What is the Legal Risk of Recording Over Surveillance Video?By John Honovich, Published on Sep 04, 2011
One common fear among surveillance users is that video will be recorded over before the user knows or is able to retrieve the video. Under such circumstances, fears of lawsuits and litigation are significant.
A recent US court case involving Wal-Mart provides a valuable precedent that users should not be found liable for video recorded over in the normal course of events.
This case was recently upheld on appeal in the New Jersey Superior Court and the full and the full verdict can be found here: State vs Lugo-Pagan decision.
Here are the key particulars in the case:
- A Wal-Mart security officer noticed suspicious activity of an jewelery department employee stuffing merchandise in Wal-Mart bags.
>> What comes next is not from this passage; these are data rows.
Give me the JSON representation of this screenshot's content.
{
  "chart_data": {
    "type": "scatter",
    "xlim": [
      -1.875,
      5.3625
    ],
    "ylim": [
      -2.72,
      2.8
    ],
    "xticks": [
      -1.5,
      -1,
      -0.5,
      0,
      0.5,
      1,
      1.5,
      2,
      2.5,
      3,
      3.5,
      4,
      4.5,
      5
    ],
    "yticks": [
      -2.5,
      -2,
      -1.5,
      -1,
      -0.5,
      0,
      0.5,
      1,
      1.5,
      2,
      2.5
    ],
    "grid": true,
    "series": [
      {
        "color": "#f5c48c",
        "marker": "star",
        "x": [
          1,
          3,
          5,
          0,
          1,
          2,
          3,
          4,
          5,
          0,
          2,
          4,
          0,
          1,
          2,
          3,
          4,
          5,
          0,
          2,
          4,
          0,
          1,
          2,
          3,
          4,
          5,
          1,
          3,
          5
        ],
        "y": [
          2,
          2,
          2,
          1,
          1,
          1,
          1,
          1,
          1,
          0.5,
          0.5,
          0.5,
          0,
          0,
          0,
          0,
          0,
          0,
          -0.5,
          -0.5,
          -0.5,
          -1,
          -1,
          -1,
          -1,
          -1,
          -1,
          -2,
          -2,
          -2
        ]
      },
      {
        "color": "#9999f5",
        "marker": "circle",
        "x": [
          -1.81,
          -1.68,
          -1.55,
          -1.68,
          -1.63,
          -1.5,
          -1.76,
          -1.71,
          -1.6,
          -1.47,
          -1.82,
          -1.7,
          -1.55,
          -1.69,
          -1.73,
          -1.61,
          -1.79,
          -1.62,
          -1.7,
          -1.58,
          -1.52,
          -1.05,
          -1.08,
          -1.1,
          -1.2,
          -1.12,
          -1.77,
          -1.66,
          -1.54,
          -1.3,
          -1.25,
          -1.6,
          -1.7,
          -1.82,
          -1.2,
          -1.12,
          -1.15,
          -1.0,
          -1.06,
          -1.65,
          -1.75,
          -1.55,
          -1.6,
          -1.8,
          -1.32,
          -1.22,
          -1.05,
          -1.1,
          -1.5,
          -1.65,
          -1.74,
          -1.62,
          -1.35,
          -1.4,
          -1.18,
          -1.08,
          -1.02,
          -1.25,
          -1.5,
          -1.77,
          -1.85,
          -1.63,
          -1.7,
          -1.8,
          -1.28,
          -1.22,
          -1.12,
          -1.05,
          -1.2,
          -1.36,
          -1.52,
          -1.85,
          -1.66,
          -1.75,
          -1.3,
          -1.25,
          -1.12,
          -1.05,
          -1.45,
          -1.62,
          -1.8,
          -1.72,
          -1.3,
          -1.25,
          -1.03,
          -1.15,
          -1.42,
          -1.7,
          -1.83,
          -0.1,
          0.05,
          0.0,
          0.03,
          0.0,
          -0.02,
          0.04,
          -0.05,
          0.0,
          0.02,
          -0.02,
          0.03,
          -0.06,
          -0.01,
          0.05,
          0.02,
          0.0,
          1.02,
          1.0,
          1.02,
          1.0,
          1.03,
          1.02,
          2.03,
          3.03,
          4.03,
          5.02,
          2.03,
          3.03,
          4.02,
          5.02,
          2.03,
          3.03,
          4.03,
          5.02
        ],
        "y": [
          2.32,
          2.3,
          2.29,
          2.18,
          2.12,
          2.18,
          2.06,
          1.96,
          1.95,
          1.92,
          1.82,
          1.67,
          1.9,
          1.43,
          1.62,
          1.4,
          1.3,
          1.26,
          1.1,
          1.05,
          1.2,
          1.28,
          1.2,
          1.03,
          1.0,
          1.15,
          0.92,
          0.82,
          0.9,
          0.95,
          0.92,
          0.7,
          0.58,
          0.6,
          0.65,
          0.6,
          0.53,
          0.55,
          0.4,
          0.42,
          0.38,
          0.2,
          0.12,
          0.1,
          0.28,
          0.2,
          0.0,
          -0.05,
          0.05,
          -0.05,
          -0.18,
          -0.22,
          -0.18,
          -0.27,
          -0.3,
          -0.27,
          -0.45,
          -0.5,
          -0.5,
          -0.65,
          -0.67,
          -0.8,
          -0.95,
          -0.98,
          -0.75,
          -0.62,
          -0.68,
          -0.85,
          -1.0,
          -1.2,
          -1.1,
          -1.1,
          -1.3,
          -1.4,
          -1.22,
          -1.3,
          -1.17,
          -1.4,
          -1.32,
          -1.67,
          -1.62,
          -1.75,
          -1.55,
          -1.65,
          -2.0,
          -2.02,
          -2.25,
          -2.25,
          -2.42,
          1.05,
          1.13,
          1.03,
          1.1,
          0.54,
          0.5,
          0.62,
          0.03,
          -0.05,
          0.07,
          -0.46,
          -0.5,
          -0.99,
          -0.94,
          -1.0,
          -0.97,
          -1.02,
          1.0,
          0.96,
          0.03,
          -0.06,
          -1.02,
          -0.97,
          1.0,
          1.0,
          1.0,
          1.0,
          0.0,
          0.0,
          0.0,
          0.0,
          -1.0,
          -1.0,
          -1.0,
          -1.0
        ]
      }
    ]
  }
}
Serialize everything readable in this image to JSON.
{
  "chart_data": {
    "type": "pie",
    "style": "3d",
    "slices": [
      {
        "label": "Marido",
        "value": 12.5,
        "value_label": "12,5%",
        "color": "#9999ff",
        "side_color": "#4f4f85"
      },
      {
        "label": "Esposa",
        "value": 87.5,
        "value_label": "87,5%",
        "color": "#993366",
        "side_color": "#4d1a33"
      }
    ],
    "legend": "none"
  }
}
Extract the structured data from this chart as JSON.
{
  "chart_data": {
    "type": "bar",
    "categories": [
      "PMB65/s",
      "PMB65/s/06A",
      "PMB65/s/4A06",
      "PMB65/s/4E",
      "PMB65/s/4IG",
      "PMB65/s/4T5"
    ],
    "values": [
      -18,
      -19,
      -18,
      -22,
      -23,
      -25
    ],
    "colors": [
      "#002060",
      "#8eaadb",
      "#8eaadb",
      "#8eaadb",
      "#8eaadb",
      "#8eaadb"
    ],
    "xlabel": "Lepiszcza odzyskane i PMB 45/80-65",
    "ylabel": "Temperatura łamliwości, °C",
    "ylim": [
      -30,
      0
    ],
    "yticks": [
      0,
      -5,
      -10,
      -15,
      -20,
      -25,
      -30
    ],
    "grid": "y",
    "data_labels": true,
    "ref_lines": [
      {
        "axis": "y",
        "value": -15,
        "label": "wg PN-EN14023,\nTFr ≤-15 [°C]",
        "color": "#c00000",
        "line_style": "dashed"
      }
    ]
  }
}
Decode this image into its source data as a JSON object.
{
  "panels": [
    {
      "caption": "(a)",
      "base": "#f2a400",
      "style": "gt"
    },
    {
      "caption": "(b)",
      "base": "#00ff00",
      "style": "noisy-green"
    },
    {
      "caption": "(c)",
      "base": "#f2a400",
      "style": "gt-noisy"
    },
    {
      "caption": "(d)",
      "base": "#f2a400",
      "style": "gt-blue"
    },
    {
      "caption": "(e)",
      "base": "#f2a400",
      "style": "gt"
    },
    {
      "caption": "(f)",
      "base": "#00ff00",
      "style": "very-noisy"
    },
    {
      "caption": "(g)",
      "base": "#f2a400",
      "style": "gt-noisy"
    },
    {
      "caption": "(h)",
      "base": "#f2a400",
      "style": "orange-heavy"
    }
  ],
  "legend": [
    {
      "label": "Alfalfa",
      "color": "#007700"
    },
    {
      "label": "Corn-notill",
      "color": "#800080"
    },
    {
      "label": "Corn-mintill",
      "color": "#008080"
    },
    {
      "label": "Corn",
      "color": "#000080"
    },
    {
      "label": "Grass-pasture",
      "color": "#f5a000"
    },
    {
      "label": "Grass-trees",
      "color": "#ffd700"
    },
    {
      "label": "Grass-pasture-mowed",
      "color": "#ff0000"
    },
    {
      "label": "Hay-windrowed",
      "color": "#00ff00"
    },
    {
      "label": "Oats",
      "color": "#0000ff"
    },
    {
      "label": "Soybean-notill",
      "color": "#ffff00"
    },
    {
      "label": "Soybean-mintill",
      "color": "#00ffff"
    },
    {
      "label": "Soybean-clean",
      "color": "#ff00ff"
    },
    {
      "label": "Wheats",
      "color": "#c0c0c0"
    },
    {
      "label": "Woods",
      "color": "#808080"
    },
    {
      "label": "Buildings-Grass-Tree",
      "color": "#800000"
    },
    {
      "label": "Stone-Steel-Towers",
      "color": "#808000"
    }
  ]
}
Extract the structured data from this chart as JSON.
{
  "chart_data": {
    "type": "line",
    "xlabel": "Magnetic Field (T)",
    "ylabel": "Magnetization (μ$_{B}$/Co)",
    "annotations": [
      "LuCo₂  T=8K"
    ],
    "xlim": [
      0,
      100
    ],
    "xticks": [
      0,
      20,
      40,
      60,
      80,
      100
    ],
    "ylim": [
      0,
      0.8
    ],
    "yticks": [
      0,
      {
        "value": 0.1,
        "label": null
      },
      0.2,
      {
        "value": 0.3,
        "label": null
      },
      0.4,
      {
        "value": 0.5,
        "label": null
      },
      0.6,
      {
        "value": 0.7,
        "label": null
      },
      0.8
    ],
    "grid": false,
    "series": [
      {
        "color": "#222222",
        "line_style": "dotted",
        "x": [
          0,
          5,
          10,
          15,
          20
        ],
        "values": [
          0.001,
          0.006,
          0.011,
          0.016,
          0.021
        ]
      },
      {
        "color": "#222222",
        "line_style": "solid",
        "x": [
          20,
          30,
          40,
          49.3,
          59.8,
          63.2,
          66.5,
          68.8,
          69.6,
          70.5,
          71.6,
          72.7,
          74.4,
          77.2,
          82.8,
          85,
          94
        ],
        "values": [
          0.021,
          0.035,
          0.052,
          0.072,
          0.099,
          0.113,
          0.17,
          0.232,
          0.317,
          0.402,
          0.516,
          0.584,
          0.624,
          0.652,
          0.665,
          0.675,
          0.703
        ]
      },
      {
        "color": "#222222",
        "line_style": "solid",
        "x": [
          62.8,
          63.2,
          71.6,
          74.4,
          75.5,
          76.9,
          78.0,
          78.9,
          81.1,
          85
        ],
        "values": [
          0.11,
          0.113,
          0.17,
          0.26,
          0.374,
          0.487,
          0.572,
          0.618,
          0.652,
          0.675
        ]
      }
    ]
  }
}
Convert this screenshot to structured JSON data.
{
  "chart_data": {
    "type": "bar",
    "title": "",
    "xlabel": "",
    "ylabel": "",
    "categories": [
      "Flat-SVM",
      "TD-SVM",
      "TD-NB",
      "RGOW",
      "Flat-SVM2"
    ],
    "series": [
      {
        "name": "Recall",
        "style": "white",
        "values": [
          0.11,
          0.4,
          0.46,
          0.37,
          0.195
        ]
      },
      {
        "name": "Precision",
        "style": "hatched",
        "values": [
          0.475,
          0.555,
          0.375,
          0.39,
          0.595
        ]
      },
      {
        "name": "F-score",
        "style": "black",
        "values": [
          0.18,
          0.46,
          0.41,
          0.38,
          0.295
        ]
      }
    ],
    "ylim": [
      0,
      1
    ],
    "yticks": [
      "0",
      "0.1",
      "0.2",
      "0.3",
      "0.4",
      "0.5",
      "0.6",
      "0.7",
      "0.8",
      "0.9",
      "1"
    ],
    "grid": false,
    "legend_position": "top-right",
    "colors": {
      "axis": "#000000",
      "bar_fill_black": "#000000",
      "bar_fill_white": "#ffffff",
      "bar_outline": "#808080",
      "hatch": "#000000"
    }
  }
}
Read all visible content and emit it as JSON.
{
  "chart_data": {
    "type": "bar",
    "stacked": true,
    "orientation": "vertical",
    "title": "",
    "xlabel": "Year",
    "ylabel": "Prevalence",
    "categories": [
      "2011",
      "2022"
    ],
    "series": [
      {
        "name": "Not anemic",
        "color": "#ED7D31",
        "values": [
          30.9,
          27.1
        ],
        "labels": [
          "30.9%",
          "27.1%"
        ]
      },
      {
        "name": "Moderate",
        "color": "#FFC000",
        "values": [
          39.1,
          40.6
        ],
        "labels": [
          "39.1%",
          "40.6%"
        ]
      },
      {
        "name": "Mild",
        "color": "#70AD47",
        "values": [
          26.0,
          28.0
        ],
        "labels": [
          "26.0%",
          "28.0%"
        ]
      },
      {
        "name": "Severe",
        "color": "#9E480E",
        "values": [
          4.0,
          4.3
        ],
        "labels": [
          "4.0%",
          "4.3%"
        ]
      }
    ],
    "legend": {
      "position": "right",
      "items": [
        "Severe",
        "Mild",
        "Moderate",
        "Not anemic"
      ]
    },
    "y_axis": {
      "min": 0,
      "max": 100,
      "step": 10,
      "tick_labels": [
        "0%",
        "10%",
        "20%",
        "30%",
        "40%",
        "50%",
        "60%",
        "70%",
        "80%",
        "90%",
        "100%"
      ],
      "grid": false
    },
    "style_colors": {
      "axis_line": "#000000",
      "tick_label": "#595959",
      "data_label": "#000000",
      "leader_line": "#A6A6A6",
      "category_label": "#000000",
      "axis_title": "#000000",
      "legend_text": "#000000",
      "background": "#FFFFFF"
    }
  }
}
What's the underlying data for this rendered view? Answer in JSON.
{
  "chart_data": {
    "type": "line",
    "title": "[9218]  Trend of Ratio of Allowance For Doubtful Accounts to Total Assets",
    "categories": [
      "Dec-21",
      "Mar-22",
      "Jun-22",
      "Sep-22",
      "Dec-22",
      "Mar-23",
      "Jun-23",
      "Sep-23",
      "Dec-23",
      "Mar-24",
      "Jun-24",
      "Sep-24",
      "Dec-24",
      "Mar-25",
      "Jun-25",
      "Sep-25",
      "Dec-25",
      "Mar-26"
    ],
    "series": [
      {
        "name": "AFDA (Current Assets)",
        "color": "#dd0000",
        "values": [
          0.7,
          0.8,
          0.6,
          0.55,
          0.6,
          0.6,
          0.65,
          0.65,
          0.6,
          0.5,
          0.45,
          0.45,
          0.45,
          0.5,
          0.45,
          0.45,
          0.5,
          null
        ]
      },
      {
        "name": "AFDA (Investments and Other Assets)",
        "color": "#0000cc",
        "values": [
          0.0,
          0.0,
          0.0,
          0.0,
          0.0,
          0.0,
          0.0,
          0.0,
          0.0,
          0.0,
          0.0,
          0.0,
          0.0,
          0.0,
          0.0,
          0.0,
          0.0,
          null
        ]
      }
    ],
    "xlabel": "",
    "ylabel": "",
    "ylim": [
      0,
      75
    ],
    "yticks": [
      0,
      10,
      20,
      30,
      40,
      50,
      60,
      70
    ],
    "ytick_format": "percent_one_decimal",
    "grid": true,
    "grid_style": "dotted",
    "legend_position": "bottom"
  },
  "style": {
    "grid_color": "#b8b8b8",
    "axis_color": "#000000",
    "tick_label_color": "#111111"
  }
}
As the employee was leaving, security confronted the defendant and discovered the unpaid bags of merhandise.
- 7 days after the incident, the defendant requested a copy of the surveillane.
- 2 months later the court ordered Wal-Mart to provide all video recorded on the date of the incident
- Wal-Mart only provided short video clips (about 5 minutes each) and could not provide any more as the video was recorded over after 30 days
- Defendant was found guilty of shoplifting. However, the defendant appealed on the basis of the destroyed surveillance video.
- The appeal was denied with the Court concluding "It is undisputed that Wal-Mart, and not the police, destroyed the evidential value of the videotapes by taping over them, pursuant to its policy, thirty days later. Where tapes were erased by the police "as a matter of routine," our Supreme Court found no evidence of bad faith by the police. State v. Reynolds, 124 N.J. 559, 569 (1991). Certainly, the erasing of tapes by Wal-Mart cannot be considered evidence of bad faith by the police here. "
We think this is a good case to share with concerned security managers as it is a fairly typical one that involves a prominent end user.
This case should help allay concerns over liability for not having recorded video. While video recording are certainly useful for prosecuting, not having them or only saving some is consistent with the verdict of this case.